North Island MLA doesn’t like ferry fare hike
The latest ferry fare hikes are like a bad joke to North Island MLA Claire Trevena.
BC Ferries announced last Wednesday that ticket prices are going up by 4.1 per cent on all routes starting next month.
“It’s effective April 1 – April Fools Day,” Trevena said. “I don’t think people are going to be laughing who use the ferries.”
The rate hike means a one-way trip from Departure Bay to Horseshoe Bay for a vehicle up to 20 feet will increase to $51.25 from the current fare of $49.25.
For a foot passenger, that same trip will increase to $15.50 from $14.85.
A ferry trip from Campbell River to Quadra Island will cost $22.15, up from $21.30 for vehicles while the Quadra Island to Cortes route will increase to $25.80 from $24.80 for vehicles.
Foot passengers will pay $9.45, up from $9.10, on the Campbell River-Quadra run while on the Quadra-Cortes route, foot passenger fares will increase to $11.10 from $10.65.
The rate hike is the first of three anticipated fare increases approved by BC Ferries Commissioner Gord Macatee last October.
Trevena said ironically this latest fare hike was announced just days after the release of a report outlining findings from the B.C. government’s community ferry consultation meetings.
“The report summarized what happened in those meetings and through the meetings it was clear the number one thing was we need to have the ferries treated as highways and we need to keep fares down because this is not sustainable,” Trevena said. “And the next day we see fares going up.”
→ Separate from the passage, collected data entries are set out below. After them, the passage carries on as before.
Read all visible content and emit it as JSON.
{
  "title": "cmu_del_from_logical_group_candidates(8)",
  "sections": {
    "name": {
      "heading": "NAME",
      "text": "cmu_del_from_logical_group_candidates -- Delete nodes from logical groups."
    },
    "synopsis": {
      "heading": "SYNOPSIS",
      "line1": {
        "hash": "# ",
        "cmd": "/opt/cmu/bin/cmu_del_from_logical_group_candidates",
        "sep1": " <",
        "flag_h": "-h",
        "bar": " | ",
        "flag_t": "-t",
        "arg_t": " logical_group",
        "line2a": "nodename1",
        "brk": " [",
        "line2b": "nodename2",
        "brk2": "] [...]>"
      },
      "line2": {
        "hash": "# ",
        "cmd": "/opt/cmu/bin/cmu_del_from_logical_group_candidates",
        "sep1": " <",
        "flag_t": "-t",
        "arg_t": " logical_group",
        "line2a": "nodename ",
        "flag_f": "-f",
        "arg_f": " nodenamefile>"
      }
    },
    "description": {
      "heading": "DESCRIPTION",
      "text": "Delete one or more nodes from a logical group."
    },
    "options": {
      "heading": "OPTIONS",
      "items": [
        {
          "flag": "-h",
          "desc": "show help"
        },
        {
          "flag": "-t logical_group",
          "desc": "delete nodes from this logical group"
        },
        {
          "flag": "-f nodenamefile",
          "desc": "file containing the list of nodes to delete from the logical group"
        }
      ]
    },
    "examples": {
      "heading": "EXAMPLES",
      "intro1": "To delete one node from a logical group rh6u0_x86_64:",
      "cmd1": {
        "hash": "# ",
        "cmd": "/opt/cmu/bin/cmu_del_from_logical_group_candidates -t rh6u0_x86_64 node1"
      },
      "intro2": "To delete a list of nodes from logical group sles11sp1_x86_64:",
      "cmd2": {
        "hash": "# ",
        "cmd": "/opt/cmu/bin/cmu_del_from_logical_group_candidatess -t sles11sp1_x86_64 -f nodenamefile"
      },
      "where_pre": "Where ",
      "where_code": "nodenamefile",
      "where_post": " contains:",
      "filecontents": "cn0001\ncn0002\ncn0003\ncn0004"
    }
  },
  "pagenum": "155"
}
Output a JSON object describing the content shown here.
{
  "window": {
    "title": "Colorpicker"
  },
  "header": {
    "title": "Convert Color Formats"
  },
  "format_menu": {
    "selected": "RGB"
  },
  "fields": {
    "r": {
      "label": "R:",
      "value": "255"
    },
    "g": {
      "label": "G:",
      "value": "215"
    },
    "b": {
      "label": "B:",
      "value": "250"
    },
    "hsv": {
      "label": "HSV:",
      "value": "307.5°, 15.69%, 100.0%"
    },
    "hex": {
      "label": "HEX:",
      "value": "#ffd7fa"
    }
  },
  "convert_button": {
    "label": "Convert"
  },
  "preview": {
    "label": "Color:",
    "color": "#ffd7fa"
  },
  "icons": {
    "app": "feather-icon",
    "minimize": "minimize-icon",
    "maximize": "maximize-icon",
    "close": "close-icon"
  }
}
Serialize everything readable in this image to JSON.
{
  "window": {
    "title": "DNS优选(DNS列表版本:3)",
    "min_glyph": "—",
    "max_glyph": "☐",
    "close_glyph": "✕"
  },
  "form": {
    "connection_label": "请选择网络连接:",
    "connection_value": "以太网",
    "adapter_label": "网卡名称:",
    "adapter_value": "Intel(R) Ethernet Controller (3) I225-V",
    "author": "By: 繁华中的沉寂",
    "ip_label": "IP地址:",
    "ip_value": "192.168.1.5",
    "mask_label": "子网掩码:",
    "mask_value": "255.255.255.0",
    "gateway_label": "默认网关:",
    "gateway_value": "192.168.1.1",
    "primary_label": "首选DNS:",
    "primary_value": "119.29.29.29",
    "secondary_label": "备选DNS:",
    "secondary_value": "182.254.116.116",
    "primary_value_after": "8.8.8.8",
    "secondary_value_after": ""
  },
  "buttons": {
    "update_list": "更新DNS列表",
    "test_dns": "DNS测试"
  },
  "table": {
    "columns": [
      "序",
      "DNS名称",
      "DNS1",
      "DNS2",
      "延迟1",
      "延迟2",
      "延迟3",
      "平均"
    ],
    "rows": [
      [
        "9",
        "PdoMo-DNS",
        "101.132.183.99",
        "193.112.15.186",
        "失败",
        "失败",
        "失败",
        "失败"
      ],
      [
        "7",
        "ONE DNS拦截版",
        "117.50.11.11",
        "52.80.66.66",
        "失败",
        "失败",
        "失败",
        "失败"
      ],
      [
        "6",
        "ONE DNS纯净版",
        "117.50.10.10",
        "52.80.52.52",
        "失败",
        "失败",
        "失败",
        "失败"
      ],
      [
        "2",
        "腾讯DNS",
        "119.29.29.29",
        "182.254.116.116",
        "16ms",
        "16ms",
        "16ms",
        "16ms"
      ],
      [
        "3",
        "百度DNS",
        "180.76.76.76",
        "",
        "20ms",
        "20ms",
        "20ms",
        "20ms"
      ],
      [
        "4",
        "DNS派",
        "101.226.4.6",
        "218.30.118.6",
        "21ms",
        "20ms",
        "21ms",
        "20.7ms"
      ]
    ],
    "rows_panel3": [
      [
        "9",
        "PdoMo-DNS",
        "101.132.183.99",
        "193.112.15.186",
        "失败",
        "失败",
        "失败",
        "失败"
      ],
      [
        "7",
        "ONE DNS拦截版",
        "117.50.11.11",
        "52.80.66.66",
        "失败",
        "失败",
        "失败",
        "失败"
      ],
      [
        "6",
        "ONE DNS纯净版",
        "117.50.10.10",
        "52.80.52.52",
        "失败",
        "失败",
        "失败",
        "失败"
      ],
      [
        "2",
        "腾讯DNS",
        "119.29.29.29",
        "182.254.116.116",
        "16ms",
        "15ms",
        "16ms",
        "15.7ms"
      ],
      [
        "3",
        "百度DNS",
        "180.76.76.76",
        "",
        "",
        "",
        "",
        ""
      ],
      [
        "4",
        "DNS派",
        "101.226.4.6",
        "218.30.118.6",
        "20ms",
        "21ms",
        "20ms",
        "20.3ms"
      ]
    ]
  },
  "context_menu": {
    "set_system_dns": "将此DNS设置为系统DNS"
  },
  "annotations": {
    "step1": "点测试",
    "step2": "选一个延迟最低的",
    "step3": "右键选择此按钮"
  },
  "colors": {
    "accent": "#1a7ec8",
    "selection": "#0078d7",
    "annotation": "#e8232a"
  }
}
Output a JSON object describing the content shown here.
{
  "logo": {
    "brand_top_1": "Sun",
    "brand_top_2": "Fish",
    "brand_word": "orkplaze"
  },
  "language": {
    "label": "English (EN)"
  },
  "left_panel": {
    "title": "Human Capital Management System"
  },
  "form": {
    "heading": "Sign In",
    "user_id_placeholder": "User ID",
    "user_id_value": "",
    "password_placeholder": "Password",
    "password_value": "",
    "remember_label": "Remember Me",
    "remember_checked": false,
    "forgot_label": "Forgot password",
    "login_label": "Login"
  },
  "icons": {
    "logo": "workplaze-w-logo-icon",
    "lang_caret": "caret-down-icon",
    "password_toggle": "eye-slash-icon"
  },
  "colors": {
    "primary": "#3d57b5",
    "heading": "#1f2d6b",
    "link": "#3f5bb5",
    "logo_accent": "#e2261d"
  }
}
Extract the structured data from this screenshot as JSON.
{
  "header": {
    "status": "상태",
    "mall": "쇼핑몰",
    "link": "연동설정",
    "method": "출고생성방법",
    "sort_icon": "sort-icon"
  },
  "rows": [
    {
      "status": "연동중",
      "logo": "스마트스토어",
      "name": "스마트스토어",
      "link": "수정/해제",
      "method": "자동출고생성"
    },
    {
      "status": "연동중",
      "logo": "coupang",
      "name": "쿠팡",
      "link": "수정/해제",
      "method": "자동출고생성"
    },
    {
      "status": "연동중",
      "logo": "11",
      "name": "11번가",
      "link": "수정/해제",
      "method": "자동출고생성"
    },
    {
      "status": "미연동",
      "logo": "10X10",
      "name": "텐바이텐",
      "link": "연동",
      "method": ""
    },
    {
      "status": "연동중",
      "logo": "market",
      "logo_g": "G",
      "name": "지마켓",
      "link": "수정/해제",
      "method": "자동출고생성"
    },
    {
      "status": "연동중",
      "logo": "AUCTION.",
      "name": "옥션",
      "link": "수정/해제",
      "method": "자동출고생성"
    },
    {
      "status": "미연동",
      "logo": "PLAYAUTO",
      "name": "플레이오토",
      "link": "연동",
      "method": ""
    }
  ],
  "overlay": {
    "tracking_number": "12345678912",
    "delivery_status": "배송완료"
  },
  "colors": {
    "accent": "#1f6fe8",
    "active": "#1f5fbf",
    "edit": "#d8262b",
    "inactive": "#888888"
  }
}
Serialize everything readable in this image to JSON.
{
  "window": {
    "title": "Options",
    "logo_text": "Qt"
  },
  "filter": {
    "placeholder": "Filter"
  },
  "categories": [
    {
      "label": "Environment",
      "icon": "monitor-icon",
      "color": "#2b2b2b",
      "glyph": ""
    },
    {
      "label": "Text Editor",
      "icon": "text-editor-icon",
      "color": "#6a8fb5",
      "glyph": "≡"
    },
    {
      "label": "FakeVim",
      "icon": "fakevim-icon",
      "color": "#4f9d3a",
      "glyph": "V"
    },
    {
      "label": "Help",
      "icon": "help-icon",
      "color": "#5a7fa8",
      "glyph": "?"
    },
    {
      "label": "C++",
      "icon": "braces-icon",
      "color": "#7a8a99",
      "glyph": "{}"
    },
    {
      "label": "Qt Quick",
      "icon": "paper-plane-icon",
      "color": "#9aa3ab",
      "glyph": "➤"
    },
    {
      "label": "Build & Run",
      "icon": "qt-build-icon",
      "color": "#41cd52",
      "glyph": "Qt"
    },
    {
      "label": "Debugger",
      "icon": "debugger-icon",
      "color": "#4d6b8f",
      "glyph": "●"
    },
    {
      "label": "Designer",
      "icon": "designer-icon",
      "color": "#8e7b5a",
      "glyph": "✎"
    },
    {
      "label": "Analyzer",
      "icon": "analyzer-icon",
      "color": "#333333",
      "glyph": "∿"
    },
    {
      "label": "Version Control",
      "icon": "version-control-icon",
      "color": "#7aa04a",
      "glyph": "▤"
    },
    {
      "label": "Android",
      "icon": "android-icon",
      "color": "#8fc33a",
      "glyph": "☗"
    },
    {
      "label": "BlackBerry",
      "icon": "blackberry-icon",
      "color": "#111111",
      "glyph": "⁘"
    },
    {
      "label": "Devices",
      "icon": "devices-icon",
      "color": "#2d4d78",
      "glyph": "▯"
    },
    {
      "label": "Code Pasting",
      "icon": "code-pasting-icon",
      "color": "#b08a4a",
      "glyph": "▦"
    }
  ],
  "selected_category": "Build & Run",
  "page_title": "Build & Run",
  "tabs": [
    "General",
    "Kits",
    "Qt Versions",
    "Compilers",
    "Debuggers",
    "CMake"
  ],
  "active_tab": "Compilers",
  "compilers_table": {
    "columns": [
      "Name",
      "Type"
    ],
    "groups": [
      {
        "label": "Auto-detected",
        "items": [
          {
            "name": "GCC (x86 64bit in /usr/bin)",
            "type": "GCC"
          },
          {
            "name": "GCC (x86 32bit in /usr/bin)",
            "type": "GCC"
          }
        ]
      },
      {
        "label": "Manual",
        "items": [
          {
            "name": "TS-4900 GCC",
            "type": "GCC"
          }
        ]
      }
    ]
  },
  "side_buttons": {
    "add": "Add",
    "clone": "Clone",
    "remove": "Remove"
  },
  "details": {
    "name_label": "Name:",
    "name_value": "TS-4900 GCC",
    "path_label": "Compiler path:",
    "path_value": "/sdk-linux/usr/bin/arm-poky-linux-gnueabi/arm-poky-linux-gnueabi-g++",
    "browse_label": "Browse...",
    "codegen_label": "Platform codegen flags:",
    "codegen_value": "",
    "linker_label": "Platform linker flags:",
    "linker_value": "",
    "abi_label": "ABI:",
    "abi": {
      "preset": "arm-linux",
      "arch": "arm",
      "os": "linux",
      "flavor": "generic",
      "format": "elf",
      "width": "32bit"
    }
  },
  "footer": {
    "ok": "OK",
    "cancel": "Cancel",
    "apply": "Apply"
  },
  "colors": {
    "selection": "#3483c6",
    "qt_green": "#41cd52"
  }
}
Trevena said she routinely hears from her constituents about how ferry prices are impacting island communities.
“It hurts Cortes and Quadra badly but also people in Campbell River who can’t visit their families or families that can’t come visit them because the ferry prices are too high,” said Trevena, who noted ferry costs also negatively affect sports teams and impact decisions surrounding school field trips.
She said Island businesses are also being hit by the high cost of having to transport goods.
“We’re paying a ridiculous amount for what should be a highway,” Trevena said. “It’s really scary for families.
“How are they going to live with another increase?”
BC Ferries said in a news release the increases “are required due to the rising cost of operating and capital expenditures.”
In addition to raising fares, the corporation will also be making cuts to its service in an effort to save $26 million in operations by 2016.
Transportation Minister Mary Polak said route cuts won’t be made public until June 30 at the earliest.
Last year BC Ferries eliminated some sailings on the Duke Point (Nanaimo)-Tsawassen run because it was losing, on average, an estimated $50 per vehicle.
BC Ferries said last year it plans to cut at least 100 sailings on its Vancouver Island routes, mostly late evening runs that typically don’t see a lot of volume.